The group’s outreach arm, Acheinu, launched the annual event three years ago, to commemorate the yahrzeit (anniversary of death) of Israel Meir Kagan, known as Chofetz Chaim, an influential rabbi of the Musar movement.
The initiative’s website notes that the Chofetz Chaim “taught the severity of the sin of leshon hara – speaking gossip or ill of another.”
“Considering today’s polarizing environment and dangerously high level of hostility wreaking havoc across the world, Acheinu is spearheading an initiative to join thousands of people around the world for a Day of Jewish Unity,” it continues.
Since this year’s event falls on a Friday, the logistics of the event, usually held at the Chofetz Chaim’s grave in Radun, Poland, became more complicated due to Shabbat, and therefore the main event will be held at the Kotel this year, with buses coming from all over Israel.
It is expected to be a primarily Orthodox Jewish affair – with participants from various sectors of that denomination – but several non-Jews have publicly thrown their weight behind the event, including Evangelical Christian multimillionaire Foster Stephen Friess, Clinton supporter and political commentator Danielle McLaughlin, and Donald Trump supporter and commentator Harlan a joint article calling for unity.
“The Jewish world is an apt metaphor in many ways for our country: There are various groups and subgroups who have different beliefs and agendas and who often are at odds with one another.
And yet, these groups are able to put aside their disagreements to come together in peace and prayer. We knew we could, too,” they wrote in an opinion piece published on Foxnews.com on Tuesday.
According to Acheinu, 1 million people around the globe joined in the initiative last year, which calls on participants to recite Psalms, chapters 20 and 130, on Friday, September 15, between the hours of 7 a.m. and 2 p.m.
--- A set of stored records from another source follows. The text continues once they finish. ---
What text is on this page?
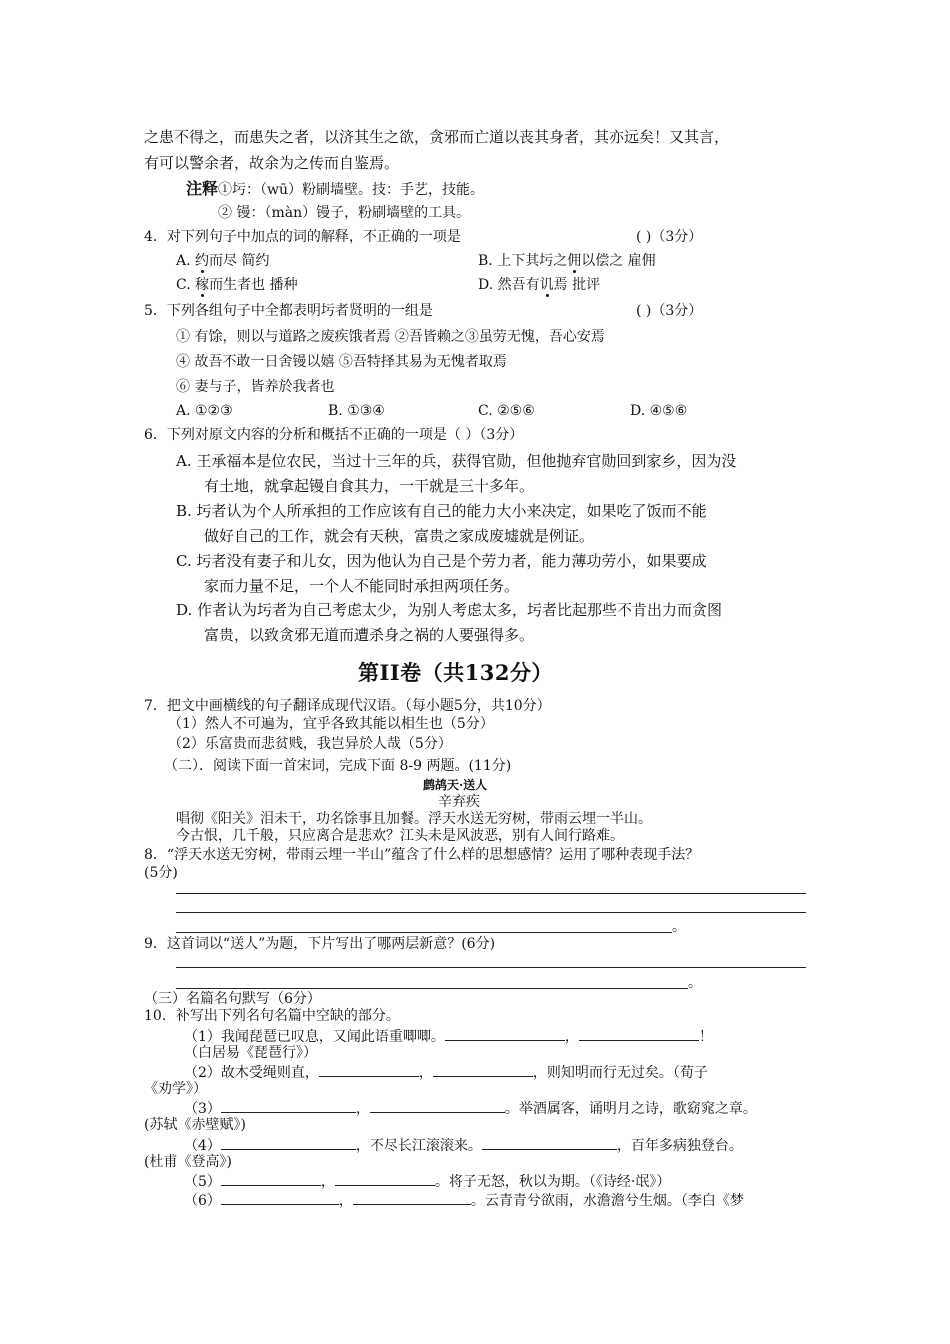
之患不得之，而患失之者，以济其生之欲，贪邪而亡道以丧其身者，其亦远矣！又其言，
有可以警余者，故余为之传而自鉴焉。
注释①圬：（wū）粉刷墙壁。技：手艺，技能。
② 镘：（màn）镘子，粉刷墙壁的工具。
4．对下列句子中加点的词的解释，不正确的一项是	( )（3分）
A. 约而尽 简约	B. 上下其圬之佣以偿之 雇佣
C. 稼而生者也 播种	D. 然吾有讥焉 批评
5．下列各组句子中全都表明圬者贤明的一组是	( )（3分）
① 有馀，则以与道路之废疾饿者焉 ②吾皆赖之③虽劳无愧，吾心安焉
④ 故吾不敢一日舍镘以嬉 ⑤吾特择其易为无愧者取焉
⑥ 妻与子，皆养於我者也
A. ①②③	B. ①③④	C. ②⑤⑥	D. ④⑤⑥
6．下列对原文内容的分析和概括不正确的一项是（ ）（3分）
A. 王承福本是位农民，当过十三年的兵，获得官勋，但他抛弃官勋回到家乡，因为没
有土地，就拿起镘自食其力，一干就是三十多年。
B. 圬者认为个人所承担的工作应该有自己的能力大小来决定，如果吃了饭而不能
做好自己的工作，就会有天秧，富贵之家成废墟就是例证。
C. 圬者没有妻子和儿女，因为他认为自己是个劳力者，能力薄功劳小，如果要成
家而力量不足，一个人不能同时承担两项任务。
D. 作者认为圬者为自己考虑太少，为别人考虑太多，圬者比起那些不肯出力而贪图
富贵，以致贪邪无道而遭杀身之祸的人要强得多。
第II卷（共132分）
7．把文中画横线的句子翻译成现代汉语。（每小题5分，共10分）
（1）然人不可遍为，宜乎各致其能以相生也（5分）
（2）乐富贵而悲贫贱，我岂异於人哉（5分）
（二）．阅读下面一首宋词，完成下面 8-9 两题。(11分)
鹧鸪天·送人
辛弃疾
唱彻《阳关》泪未干，功名馀事且加餐。浮天水送无穷树，带雨云埋一半山。
今古恨，几千般，只应离合是悲欢？江头未是风波恶，别有人间行路难。
8．“浮天水送无穷树，带雨云埋一半山”蕴含了什么样的思想感情？运用了哪种表现手法？
(5分)
。
9．这首词以“送人”为题，下片写出了哪两层新意？(6分)
。
（三）名篇名句默写（6分）
10．补写出下列名句名篇中空缺的部分。
（1）我闻琵琶已叹息，又闻此语重唧唧。	，	！
（白居易《琵琶行》）
（2）故木受绳则直，	，	，则知明而行无过矣。（荀子
《劝学》）
（3）	，	。举酒属客，诵明月之诗，歌窈窕之章。
(苏轼《赤壁赋》)
（4）	，不尽长江滚滚来。	，百年多病独登台。
(杜甫《登高》)
（5）	，	。将子无怒，秋以为期。（《诗经·氓》）
（6）	，	。云青青兮欲雨，水澹澹兮生烟。（李白《梦
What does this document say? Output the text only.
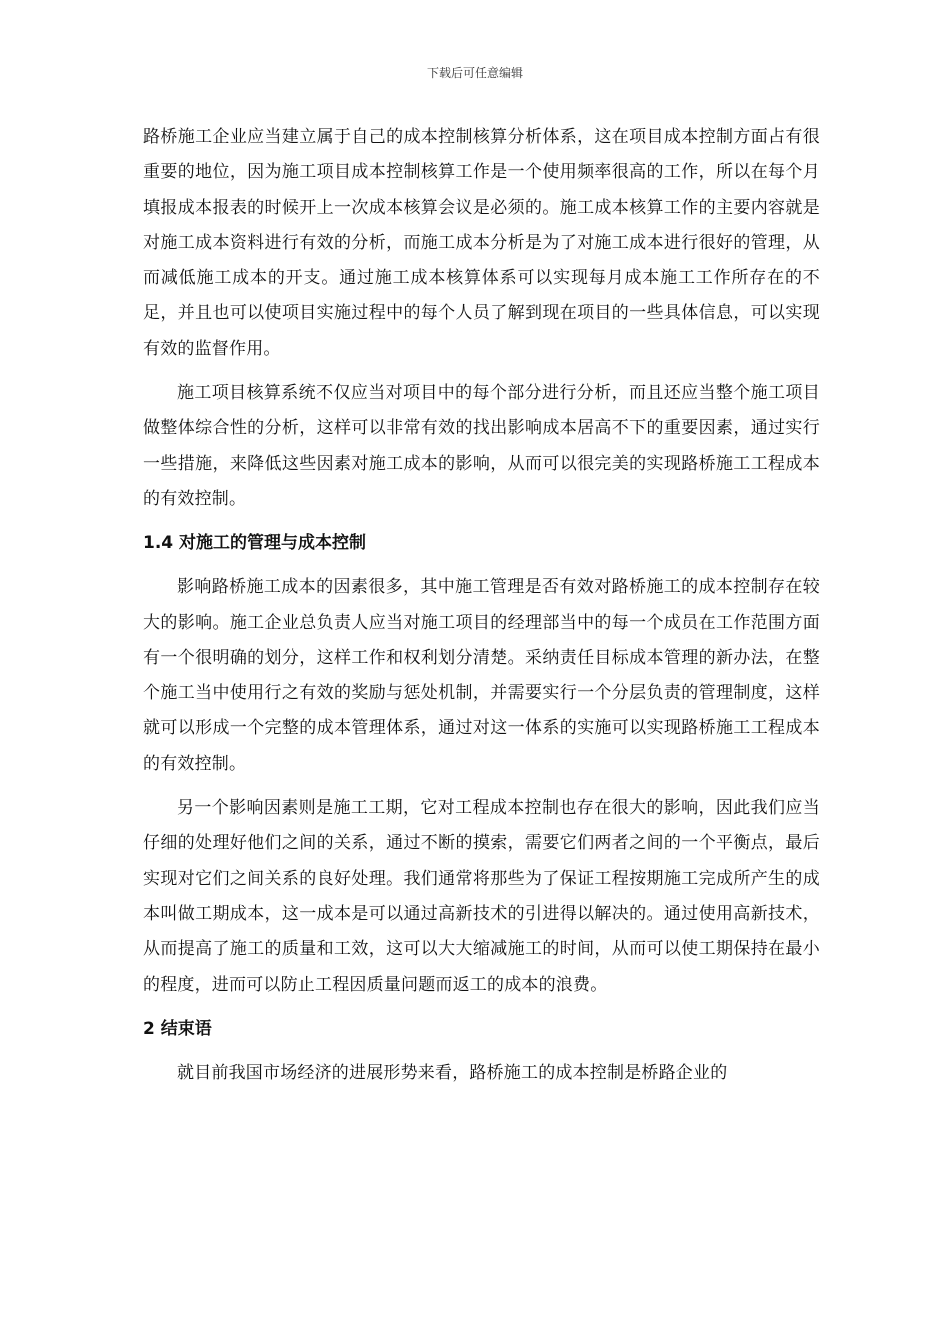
下载后可任意编辑

路桥施工企业应当建立属于自己的成本控制核算分析体系，这在项目成本控制方面占有很重要的地位，因为施工项目成本控制核算工作是一个使用频率很高的工作，所以在每个月填报成本报表的时候开上一次成本核算会议是必须的。施工成本核算工作的主要内容就是对施工成本资料进行有效的分析，而施工成本分析是为了对施工成本进行很好的管理，从而减低施工成本的开支。通过施工成本核算体系可以实现每月成本施工工作所存在的不足，并且也可以使项目实施过程中的每个人员了解到现在项目的一些具体信息，可以实现有效的监督作用。

施工项目核算系统不仅应当对项目中的每个部分进行分析，而且还应当整个施工项目做整体综合性的分析，这样可以非常有效的找出影响成本居高不下的重要因素，通过实行一些措施，来降低这些因素对施工成本的影响，从而可以很完美的实现路桥施工工程成本的有效控制。

1.4 对施工的管理与成本控制

影响路桥施工成本的因素很多，其中施工管理是否有效对路桥施工的成本控制存在较大的影响。施工企业总负责人应当对施工项目的经理部当中的每一个成员在工作范围方面有一个很明确的划分，这样工作和权利划分清楚。采纳责任目标成本管理的新办法，在整个施工当中使用行之有效的奖励与惩处机制，并需要实行一个分层负责的管理制度，这样就可以形成一个完整的成本管理体系，通过对这一体系的实施可以实现路桥施工工程成本的有效控制。

另一个影响因素则是施工工期，它对工程成本控制也存在很大的影响，因此我们应当仔细的处理好他们之间的关系，通过不断的摸索，需要它们两者之间的一个平衡点，最后实现对它们之间关系的良好处理。我们通常将那些为了保证工程按期施工完成所产生的成本叫做工期成本，这一成本是可以通过高新技术的引进得以解决的。通过使用高新技术，从而提高了施工的质量和工效，这可以大大缩减施工的时间，从而可以使工期保持在最小的程度，进而可以防止工程因质量问题而返工的成本的浪费。

2 结束语

就目前我国市场经济的进展形势来看，路桥施工的成本控制是桥路企业的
This year Acheinu expects at least as many participants.
“Three years ago, part of the rallying cry was the Iran deal,” Yitzchok Saftlas, associate director of marketing and communications for Dirshu, told The Jerusalem Post on Wednesday.
“Last year there were issues over the divisiveness of the US presidential election, and today, a big drive for this day is the threat posed by North Korea that is a worldwide threat, as well as global antisemitism,” he said, specifically referring to the violent white supremacist rally in Charlottesville last month, as well as recent and ongoing natural disasters, as focal points for prayer.
“Jews have historically turned to prayer to bring positive changes to the world,” a statement released by Dirshu said ahead of the event. “This Day of Jewish Unity is a call to action to pray for peace and stability in light of the dangerous circumstances we are facing in the world both domestically and internationally.
“There was a time when people could agree to disagree,” it continued. “There was a time when we could disagree with each other without insulting one another. Can we go back to a time when we treat each other with respect and without violence?”